Respecting the Fruit
So much happens before the St. Andrews fruit arrives at the winemaker's door. Precision pruning, careful frost monitoring and incredibly exact harvest timing are just some of the pre-vinification factors that ensure the delivery of pristine grapes for each variety and potential vintage. Even as the grapes grow, our winemakers are watching and noting pre-harvest factors to determine the very best and most nuanced manner in which to proceed with vinification. Timing is crucial for fruit integrity and maintenance of flavours (we've been known to go like the clappers in order to get grapes from the St. Andrews blocks to the winery in about 10 minutes). Swift and gentle handling is the key preparation for a carefully composed fermentation sequence follow. Our winemakers simply want to do justice to the grapes - plus to the land, climate and the hands that formed the fruit. For us, the grapes are royalty, and we greet them with the respect they deserve.
Quality and Integrity
Sometimes we're asked why certain vintages haven't made an appearance in the St. Andrews range. The answer is simple: we just won't skimp on quality. If conditions aren't perfect, or a certain block doesn't quite meet expectations, then a wine won't be forthcoming from that year's harvest. We insist on excellence and precision in the wines that we craft. To truly be our signature range, St. Andrews wines necessarily embody our philosophy: understand the past, know the place you're in, and respect the fruit.

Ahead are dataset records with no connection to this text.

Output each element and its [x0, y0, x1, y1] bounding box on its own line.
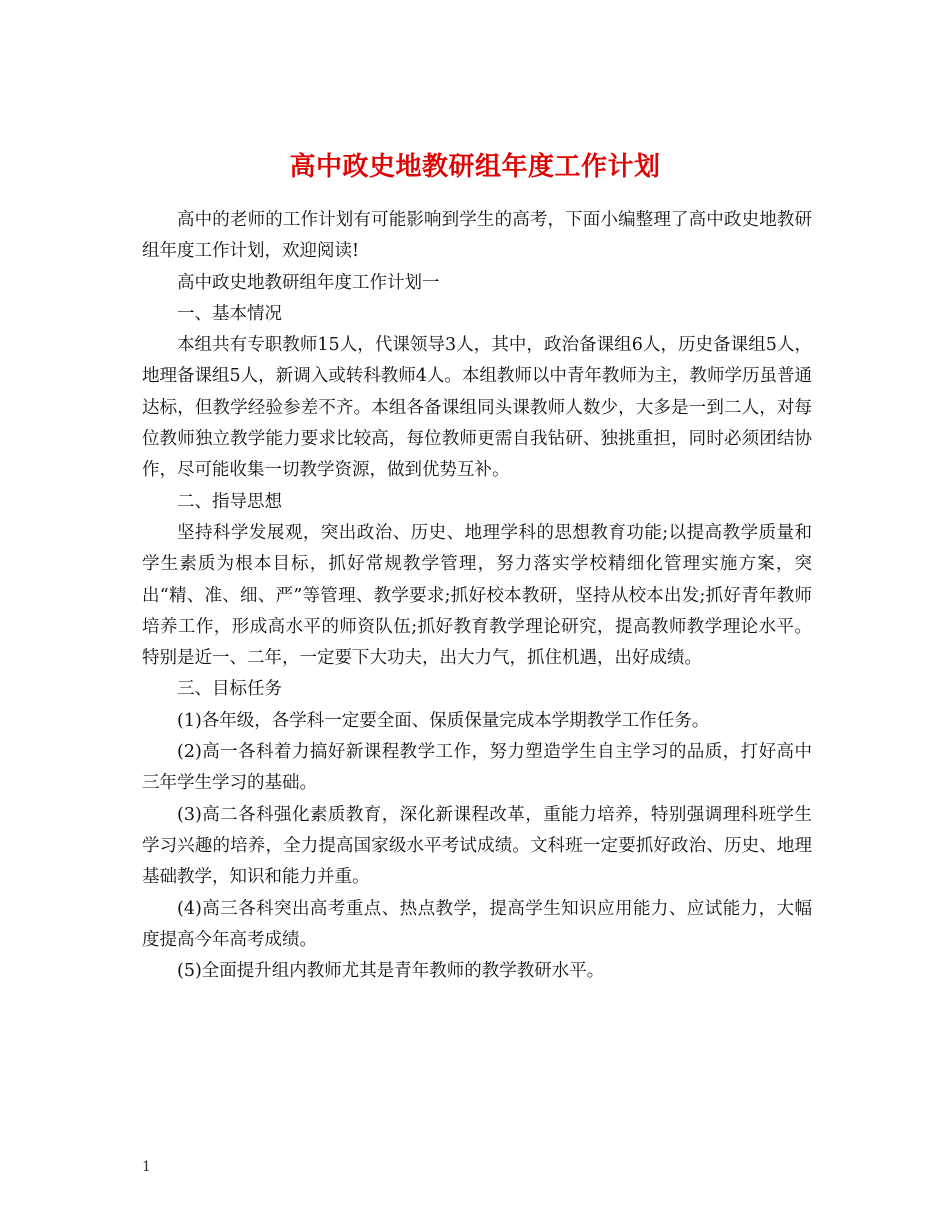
goal-item-4: (4)高三各科突出高考重点、热点教学，提高学生知识应用能力、应试能力，大幅度提高今年高考成绩。 [142, 898, 812, 950]
page-number: 1 [142, 1159, 151, 1175]
intro-paragraph: 高中的老师的工作计划有可能影响到学生的高考，下面小编整理了高中政史地教研组年度工作计划，欢迎阅读! [142, 210, 812, 262]
document-body [142, 205, 812, 987]
goal-item-2: (2)高一各科着力搞好新课程教学工作，努力塑造学生自主学习的品质，打好高中三年学生学习的基础。 [142, 742, 812, 794]
plan-heading: 高中政史地教研组年度工作计划一 [177, 272, 440, 293]
section-heading-guiding: 二、指导思想 [177, 491, 282, 512]
basic-situation-paragraph: 本组共有专职教师15人，代课领导3人，其中，政治备课组6人，历史备课组5人，地理备课组5人，新调入或转科教师4人。本组教师以中青年教师为主，教师学历虽普通达标，但教学经验参差不齐。本组各备课组同头课教师人数少，大多是一到二人，对每位教师独立教学能力要求比较高，每位教师更需自我钻研、独挑重担，同时必须团结协作，尽可能收集一切教学资源，做到优势互补。 [142, 335, 812, 481]
document-title: 高中政史地教研组年度工作计划 [289, 152, 661, 183]
section-heading-goals: 三、目标任务 [177, 679, 282, 700]
section-heading-basic: 一、基本情况 [177, 303, 282, 324]
goal-item-3: (3)高二各科强化素质教育，深化新课程改革，重能力培养，特别强调理科班学生学习兴趣的培养，全力提高国家级水平考试成绩。文科班一定要抓好政治、历史、地理基础教学，知识和能力并重。 [142, 804, 812, 888]
guiding-thought-paragraph: 坚持科学发展观，突出政治、历史、地理学科的思想教育功能;以提高教学质量和学生素质为根本目标，抓好常规教学管理，努力落实学校精细化管理实施方案，突出“精、准、细、严”等管理、教学要求;抓好校本教研，坚持从校本出发;抓好青年教师培养工作，形成高水平的师资队伍;抓好教育教学理论研究，提高教师教学理论水平。特别是近一、二年，一定要下大功夫，出大力气，抓住机遇，出好成绩。 [142, 522, 812, 669]
goal-item-1: (1)各年级，各学科一定要全面、保质保量完成本学期教学工作任务。 [177, 710, 710, 731]
goal-item-5: (5)全面提升组内教师尤其是青年教师的教学教研水平。 [177, 961, 605, 982]
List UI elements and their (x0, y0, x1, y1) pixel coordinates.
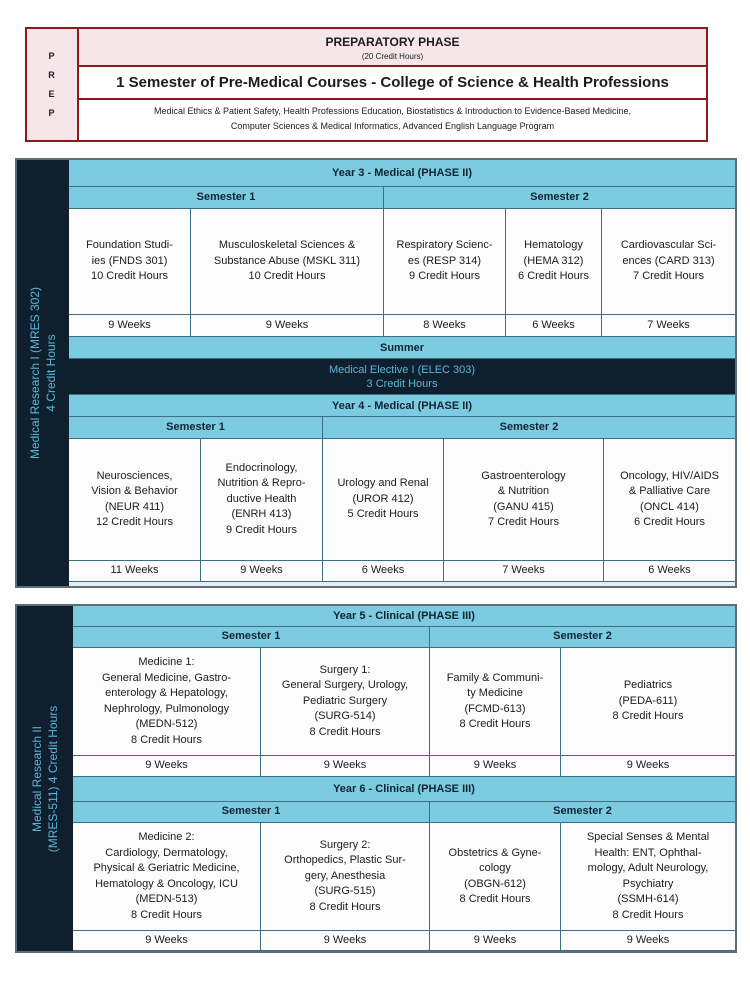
elective-credits: 3 Credit Hours (366, 377, 438, 390)
semester-1-header: Semester 1 (73, 627, 430, 648)
course-line: Oncology, HIV/AIDS (620, 469, 719, 482)
course-line: Obstetrics & Gyne- (448, 846, 542, 859)
prep-headline: 1 Semester of Pre-Medical Courses - College of Science & Health Professions (79, 67, 706, 100)
course-line: enterology & Hepatology, (105, 687, 228, 699)
course-line: Substance Abuse (MSKL 311) (213, 254, 361, 267)
course-cell (73, 648, 261, 756)
preparatory-phase-block (25, 27, 708, 142)
year-5-semesters (73, 627, 735, 648)
weeks-cell: 6 Weeks (604, 561, 735, 582)
course-cell (69, 439, 201, 561)
course-cell (191, 209, 384, 315)
course-line: Special Senses & Mental (586, 831, 710, 843)
course-line: 7 Credit Hours (488, 516, 559, 528)
prep-letter: P (48, 108, 56, 118)
course-line: 9 Credit Hours (226, 523, 297, 536)
prep-title: PREPARATORY PHASE (325, 35, 460, 49)
course-line: 10 Credit Hours (248, 270, 326, 283)
course-line: Gastroenterology (481, 469, 566, 482)
side-label-line: (MRES-511) 4 Credit Hours (46, 705, 61, 852)
course-line: (OBGN-612) (464, 877, 526, 890)
course-line: Psychiatry (622, 877, 674, 890)
course-line: Health: ENT, Ophthal- (594, 846, 702, 859)
course-line: Hematology (524, 239, 583, 252)
elective-name: Medical Elective I (ELEC 303) (328, 363, 476, 376)
course-cell (561, 823, 735, 931)
course-cell (261, 823, 430, 931)
year-3-header: Year 3 - Medical (PHASE II) (69, 160, 735, 187)
course-line: (UROR 412) (352, 492, 414, 505)
weeks-cell: 9 Weeks (561, 931, 735, 951)
year-5-header: Year 5 - Clinical (PHASE III) (73, 606, 735, 627)
course-line: (MEDN-513) (135, 893, 198, 905)
course-line: ty Medicine (467, 687, 523, 699)
course-line: Urology and Renal (337, 477, 429, 490)
summer-elective (69, 359, 735, 395)
course-line: ences (CARD 313) (622, 254, 715, 267)
year-6-courses (73, 823, 735, 931)
course-cell (430, 823, 561, 931)
course-line: 8 Credit Hours (131, 908, 202, 921)
year-5-weeks (73, 756, 735, 777)
course-line: Endocrinology, (225, 461, 298, 474)
weeks-cell: 9 Weeks (69, 315, 191, 337)
medical-research-i-label (17, 160, 69, 586)
course-line: 6 Credit Hours (634, 516, 705, 528)
year-4-header: Year 4 - Medical (PHASE II) (69, 395, 735, 417)
course-cell (506, 209, 602, 315)
course-line: Orthopedics, Plastic Sur- (284, 854, 406, 867)
course-line: 8 Credit Hours (309, 725, 381, 738)
course-line: Physical & Geriatric Medicine, (93, 862, 240, 874)
course-line: Foundation Studi- (86, 239, 173, 252)
course-line: 7 Credit Hours (633, 270, 704, 283)
semester-2-header: Semester 2 (430, 802, 735, 823)
course-cell (602, 209, 735, 315)
semester-2-header: Semester 2 (430, 627, 735, 648)
course-line: (SURG-515) (314, 885, 376, 898)
course-line: 5 Credit Hours (347, 508, 419, 521)
course-line: General Medicine, Gastro- (102, 671, 231, 684)
weeks-cell: 9 Weeks (201, 561, 323, 582)
course-cell (201, 439, 323, 561)
year-3-weeks (69, 315, 735, 337)
weeks-cell: 9 Weeks (261, 756, 430, 777)
course-line: Medicine 2: (138, 831, 195, 843)
course-cell (444, 439, 604, 561)
course-line: es (RESP 314) (407, 254, 482, 267)
course-line: (GANU 415) (493, 500, 554, 513)
course-line: (FCMD-613) (464, 702, 526, 715)
course-line: 8 Credit Hours (612, 710, 684, 723)
course-line: 8 Credit Hours (131, 733, 202, 746)
weeks-cell: 9 Weeks (430, 931, 561, 951)
course-line: Pediatrics (623, 679, 673, 692)
course-line: Neurosciences, (96, 469, 173, 482)
course-line: ductive Health (226, 492, 297, 505)
side-label-line: Medical Research I (MRES 302) (28, 286, 42, 460)
weeks-cell: 9 Weeks (73, 931, 261, 951)
side-label-line: Medical Research II (30, 725, 45, 832)
course-line: ies (FNDS 301) (91, 254, 168, 267)
course-line: 8 Credit Hours (459, 893, 531, 905)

If any of these factors aren't honoured within a given vintage - well we'd rather wait and get it right. And if there's one thing we have in spades, it's patience! Whether it's waiting for premium Clare Valley land to become available or holding off picking until just the right moment, it's the Wakefield way to allow all the time in the world whenever quality is involved. Via our flagship St. Andrews range of premium wines, we're delighted to provide you with the heart and soul of the work that we're carrying out here this unique corner of Australia.